Луна золотой денежкой выкатилась из-за Аталыка и проложила серебряные лучи между деревьев на снегу. Сам диск цвета белого золота начал наливаться ещё большей белизной с подъёмом светила над верхушками кедров, а тени не становились короче. Только резче пролегала граница между ними. Мне надо было идти до соседней избушки. А почему нет, когда в тайге стало светло, как днём. Но свет этот оказался обманчивым. Таинство ночи изменяло всё вокруг, сжимало и растягивало пространство, непонятным образом воздействовало на время. Незаметные перепады на пути теперь оказывались серьёзной проблемой, а ровные участки вдруг становились крутым спуском и наоборот. Звуки тайги замерли. Зима, мороз. Тайга наблюдала за мной, справлюсь ли я с незнакомой задачей. Неслышно скользнула тень совы. Лёгкий ветерок шевельнул самые верхушки и опять замер. Камус на лыжах скрадывал и мои шаги. Но надежда на то, что я увижу соболя, который любит охотиться ночью, была слабая. Путь, который днём занимал 30—40 минут, растянулся на 2 часа. Чёрная изба в распадке возникла неожиданно, хотя казалось, эти места мне знакомы несколько лет.

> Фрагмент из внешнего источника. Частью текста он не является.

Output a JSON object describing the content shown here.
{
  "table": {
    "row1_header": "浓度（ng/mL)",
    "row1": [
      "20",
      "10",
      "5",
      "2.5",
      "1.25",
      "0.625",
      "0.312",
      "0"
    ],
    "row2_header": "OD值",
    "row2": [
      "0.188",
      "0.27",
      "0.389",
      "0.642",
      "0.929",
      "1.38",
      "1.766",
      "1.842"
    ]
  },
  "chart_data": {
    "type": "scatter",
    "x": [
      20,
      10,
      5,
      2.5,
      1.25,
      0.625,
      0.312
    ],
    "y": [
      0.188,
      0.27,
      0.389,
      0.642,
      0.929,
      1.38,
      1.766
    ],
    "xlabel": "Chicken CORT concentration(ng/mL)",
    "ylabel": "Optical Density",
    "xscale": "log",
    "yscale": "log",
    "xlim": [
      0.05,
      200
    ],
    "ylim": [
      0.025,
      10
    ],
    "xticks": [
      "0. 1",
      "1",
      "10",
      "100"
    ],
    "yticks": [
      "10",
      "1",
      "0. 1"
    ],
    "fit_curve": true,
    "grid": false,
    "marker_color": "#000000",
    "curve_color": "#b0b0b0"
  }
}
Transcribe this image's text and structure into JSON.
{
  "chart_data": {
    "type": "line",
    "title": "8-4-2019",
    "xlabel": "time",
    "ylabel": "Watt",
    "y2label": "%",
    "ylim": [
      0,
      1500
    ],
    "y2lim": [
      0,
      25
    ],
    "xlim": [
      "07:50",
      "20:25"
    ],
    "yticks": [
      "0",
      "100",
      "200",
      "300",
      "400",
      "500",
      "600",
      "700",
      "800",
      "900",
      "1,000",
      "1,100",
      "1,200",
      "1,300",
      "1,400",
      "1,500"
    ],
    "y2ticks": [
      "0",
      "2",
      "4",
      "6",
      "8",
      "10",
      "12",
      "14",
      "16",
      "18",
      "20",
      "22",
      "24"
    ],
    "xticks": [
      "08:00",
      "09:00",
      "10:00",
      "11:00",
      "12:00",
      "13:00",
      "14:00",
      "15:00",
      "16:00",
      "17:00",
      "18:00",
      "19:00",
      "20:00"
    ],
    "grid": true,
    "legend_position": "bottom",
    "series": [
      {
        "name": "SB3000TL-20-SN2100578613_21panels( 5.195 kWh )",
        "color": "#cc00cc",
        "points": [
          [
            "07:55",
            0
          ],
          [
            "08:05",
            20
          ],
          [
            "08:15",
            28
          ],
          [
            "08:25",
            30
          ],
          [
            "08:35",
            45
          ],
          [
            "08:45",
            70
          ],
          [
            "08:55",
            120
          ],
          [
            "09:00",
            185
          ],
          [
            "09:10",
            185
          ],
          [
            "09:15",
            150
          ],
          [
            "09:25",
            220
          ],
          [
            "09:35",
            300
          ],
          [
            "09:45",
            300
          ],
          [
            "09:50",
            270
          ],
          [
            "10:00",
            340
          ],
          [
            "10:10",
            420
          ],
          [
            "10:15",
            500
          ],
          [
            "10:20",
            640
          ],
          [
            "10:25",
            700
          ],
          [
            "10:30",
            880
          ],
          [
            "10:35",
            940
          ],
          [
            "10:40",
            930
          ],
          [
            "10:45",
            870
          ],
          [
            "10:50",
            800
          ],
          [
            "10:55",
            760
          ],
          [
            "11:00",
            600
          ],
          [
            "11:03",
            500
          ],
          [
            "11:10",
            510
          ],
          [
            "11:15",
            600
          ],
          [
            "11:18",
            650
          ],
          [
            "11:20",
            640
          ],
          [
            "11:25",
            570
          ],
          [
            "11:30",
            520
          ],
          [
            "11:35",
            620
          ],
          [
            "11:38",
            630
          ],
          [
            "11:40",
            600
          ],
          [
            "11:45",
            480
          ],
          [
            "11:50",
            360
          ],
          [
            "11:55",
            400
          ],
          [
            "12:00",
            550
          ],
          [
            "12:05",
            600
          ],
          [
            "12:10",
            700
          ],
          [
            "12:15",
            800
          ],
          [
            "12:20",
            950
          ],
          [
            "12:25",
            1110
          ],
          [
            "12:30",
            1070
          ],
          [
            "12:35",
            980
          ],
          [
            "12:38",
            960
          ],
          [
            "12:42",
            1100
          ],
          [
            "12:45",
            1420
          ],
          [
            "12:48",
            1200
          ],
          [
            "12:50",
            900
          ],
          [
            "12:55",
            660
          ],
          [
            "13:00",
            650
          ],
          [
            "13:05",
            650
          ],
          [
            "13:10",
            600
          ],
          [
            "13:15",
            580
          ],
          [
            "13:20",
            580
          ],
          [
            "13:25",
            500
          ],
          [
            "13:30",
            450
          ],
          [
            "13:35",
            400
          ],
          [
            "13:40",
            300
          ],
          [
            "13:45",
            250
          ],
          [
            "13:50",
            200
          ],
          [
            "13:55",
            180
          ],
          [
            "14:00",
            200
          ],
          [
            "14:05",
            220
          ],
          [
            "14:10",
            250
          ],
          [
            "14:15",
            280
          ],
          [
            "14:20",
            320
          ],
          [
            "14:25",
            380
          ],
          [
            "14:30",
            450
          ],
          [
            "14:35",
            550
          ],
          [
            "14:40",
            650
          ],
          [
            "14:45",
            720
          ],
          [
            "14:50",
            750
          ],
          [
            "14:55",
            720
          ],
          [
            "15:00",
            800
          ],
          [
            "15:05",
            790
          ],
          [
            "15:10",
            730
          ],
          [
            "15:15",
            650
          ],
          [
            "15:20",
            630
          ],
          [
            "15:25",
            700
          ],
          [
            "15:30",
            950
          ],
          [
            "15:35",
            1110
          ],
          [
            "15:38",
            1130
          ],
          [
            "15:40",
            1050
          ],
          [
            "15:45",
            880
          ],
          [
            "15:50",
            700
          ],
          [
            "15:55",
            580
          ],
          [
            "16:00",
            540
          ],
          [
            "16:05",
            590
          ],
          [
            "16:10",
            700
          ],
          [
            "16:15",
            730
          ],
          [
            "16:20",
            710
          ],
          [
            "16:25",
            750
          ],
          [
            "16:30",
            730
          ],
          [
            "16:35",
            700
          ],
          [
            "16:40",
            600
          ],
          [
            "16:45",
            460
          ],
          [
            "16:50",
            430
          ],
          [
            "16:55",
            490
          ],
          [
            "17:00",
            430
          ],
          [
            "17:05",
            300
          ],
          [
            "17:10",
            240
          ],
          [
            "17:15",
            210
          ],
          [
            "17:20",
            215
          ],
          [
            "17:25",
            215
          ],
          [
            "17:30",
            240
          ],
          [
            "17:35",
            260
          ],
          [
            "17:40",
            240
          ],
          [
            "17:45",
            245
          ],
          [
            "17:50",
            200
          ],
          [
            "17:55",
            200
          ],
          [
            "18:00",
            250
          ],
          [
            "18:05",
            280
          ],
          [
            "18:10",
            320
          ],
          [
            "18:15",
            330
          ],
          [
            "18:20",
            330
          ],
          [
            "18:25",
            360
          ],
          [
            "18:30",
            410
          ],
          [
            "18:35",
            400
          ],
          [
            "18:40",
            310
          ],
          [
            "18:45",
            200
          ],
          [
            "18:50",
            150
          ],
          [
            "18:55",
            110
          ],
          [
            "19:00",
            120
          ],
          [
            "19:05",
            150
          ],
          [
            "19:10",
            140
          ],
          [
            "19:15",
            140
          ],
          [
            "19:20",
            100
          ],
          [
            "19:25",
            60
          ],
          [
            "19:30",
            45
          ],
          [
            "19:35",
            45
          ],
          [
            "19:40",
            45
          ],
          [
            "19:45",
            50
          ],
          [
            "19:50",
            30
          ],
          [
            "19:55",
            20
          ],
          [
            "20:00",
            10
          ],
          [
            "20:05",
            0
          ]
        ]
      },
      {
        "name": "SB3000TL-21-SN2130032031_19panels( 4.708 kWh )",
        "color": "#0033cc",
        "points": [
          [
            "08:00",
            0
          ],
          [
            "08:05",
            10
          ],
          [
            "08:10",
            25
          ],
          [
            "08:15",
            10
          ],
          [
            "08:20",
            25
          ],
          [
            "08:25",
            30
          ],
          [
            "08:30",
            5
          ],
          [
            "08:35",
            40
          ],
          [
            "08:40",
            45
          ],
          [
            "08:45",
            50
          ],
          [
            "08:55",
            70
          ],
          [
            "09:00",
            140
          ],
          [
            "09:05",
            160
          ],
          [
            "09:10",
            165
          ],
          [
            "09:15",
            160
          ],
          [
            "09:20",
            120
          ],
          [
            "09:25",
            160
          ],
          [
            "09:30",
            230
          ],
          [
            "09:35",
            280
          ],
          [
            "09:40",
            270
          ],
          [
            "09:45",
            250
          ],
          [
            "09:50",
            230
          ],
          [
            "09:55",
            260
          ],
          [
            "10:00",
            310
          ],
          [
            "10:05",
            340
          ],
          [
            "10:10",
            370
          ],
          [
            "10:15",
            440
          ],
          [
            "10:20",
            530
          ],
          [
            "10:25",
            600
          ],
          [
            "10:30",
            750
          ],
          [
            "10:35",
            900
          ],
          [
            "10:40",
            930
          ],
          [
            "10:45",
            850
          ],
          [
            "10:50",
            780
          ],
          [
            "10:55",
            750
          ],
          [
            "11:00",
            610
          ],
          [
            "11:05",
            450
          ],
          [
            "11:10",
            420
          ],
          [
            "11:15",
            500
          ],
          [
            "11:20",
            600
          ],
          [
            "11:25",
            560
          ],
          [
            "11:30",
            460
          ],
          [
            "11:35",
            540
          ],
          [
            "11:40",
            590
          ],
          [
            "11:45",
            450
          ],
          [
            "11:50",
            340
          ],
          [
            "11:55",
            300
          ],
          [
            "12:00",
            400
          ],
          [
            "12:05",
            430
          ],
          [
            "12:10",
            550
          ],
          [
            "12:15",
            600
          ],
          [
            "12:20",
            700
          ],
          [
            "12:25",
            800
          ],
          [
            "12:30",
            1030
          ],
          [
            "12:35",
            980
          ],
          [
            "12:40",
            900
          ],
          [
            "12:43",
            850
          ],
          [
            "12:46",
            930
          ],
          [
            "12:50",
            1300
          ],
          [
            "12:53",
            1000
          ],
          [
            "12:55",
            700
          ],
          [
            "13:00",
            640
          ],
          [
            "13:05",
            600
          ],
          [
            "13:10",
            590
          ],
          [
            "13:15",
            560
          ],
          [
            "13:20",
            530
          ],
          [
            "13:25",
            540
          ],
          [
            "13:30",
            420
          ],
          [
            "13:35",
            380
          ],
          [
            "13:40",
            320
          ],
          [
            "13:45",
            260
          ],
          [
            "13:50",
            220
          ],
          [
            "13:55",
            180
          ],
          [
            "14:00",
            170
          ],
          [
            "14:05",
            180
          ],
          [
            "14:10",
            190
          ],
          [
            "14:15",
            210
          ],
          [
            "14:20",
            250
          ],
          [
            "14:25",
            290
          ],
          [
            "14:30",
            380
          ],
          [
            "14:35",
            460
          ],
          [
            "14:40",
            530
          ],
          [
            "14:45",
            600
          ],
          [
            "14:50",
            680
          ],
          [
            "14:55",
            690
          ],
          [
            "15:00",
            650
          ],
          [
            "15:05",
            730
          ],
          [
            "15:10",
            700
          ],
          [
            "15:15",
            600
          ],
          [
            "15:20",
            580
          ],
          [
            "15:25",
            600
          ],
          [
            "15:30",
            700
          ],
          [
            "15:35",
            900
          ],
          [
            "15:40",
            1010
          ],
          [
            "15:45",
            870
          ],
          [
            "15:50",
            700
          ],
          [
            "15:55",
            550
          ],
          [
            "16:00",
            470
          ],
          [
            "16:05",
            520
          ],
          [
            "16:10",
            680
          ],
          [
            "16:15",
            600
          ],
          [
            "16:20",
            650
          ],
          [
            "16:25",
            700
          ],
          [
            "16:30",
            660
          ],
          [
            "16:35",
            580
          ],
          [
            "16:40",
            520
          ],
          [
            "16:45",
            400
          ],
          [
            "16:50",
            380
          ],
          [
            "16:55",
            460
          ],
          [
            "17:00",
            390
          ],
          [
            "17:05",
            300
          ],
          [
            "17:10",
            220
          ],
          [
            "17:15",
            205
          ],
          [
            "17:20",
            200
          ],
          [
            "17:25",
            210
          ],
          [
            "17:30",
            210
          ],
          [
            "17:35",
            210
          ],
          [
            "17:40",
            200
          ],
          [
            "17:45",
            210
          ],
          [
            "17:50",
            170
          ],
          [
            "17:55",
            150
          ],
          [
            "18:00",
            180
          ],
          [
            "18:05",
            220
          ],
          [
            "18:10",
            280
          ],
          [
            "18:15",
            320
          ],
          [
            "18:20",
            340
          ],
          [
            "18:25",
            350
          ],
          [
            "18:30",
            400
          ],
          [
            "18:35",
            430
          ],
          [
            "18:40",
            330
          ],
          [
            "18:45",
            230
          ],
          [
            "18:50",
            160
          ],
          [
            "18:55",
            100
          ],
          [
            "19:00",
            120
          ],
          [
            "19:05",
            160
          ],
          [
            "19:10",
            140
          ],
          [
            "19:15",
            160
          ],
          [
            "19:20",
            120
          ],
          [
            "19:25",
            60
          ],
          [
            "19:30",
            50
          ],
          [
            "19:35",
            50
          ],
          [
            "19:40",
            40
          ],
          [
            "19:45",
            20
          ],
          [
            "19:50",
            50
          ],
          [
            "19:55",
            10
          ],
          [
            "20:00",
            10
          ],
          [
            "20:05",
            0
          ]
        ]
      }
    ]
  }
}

Видеть ночью надо учиться, а лучше научиться слушать. Зрение у всех жителей тайги – чувство только вспомогательное. Вот и мне оно доставляет удовольствие видом гор и кедрачей, а основные чувства обостряются и служат более верно. Как в тот раз, когда пришлось возвращаться по руслу замерзшей реки в предновогодние дни. Вечером побежал снимать в капкане попавшуюся норку, а зимний день короток. Ночь опустилась и накрыла всё своим одеялом. Луны нет, облачно, оттепель. С трудом различая берег я шёл по льду Байгола. Того самого, что вытекает из озера в базальтовых скалах на границе с Хакасией, порогами проходит по тайге и набрав силу, вливается в Лебедь, в Бию. Холодная вода холодна всегда. То что чуть теплее нулевой отметки летом, ломит зубы кристальной чистотой. То что чуть теплее нулевой отметки зимой, сразу же разъедает лёд, если мороз перестаёт сковывать его. Предновогодняя оттепель до лёгкого морозца позволила Байголу сразу же промыть полыньи на перекатах. Я не полагаясь на зрение, только чуть различал берега покрытые лесом, шёл на слух и, осязая ногами накатанную лыжню. Весёлое журчание полыньи коснулось уха. Чиркнув спичку, я увидел концы лыж нависших над чёрной водой.
Город ночью не спит. Таёжные посёлки, деревни выключают свет и затаиваются в соответствии с законами тайги. Тут ночь правит единолично и устанавливает свои правила. Слабый взлай одинокой собаки только углубляет тишину. Скрип снега под ногами только усиливает чувство одиночества в этом мире. Мои ночи – это зимний Алтай, кедровая тайга и посёлок, зажатый между двумя тёмными хребтами. Может потому что день – лето на Енисейском Севере. На Севере не бывает ночи летом, а зимой не бывает дня. Зимняя ночь в тайге и посёлке одинакова по своим ощущениям. Это магия параллельного пространства. Другой мир, который заглядывает с чёрного неба в реальность, в твою жизнь. Грозит обрушиться всей своей чудовищной властью. И это чувство в посёлке только острее, потому что в тайге ты подобен уже зверю, живёшь по ночным законам. В посёлке ты одинок и беззащитен перед ночью. Одно спасение – дом и семья. В пустом доме чёрной ночью даже тусклая лампочка не выручает от одиночества. Ночь заглядывает в окна и подстерегает тебя на крыльце. А одиночества в таёжной избушке развеет даже малый огонёк свечи.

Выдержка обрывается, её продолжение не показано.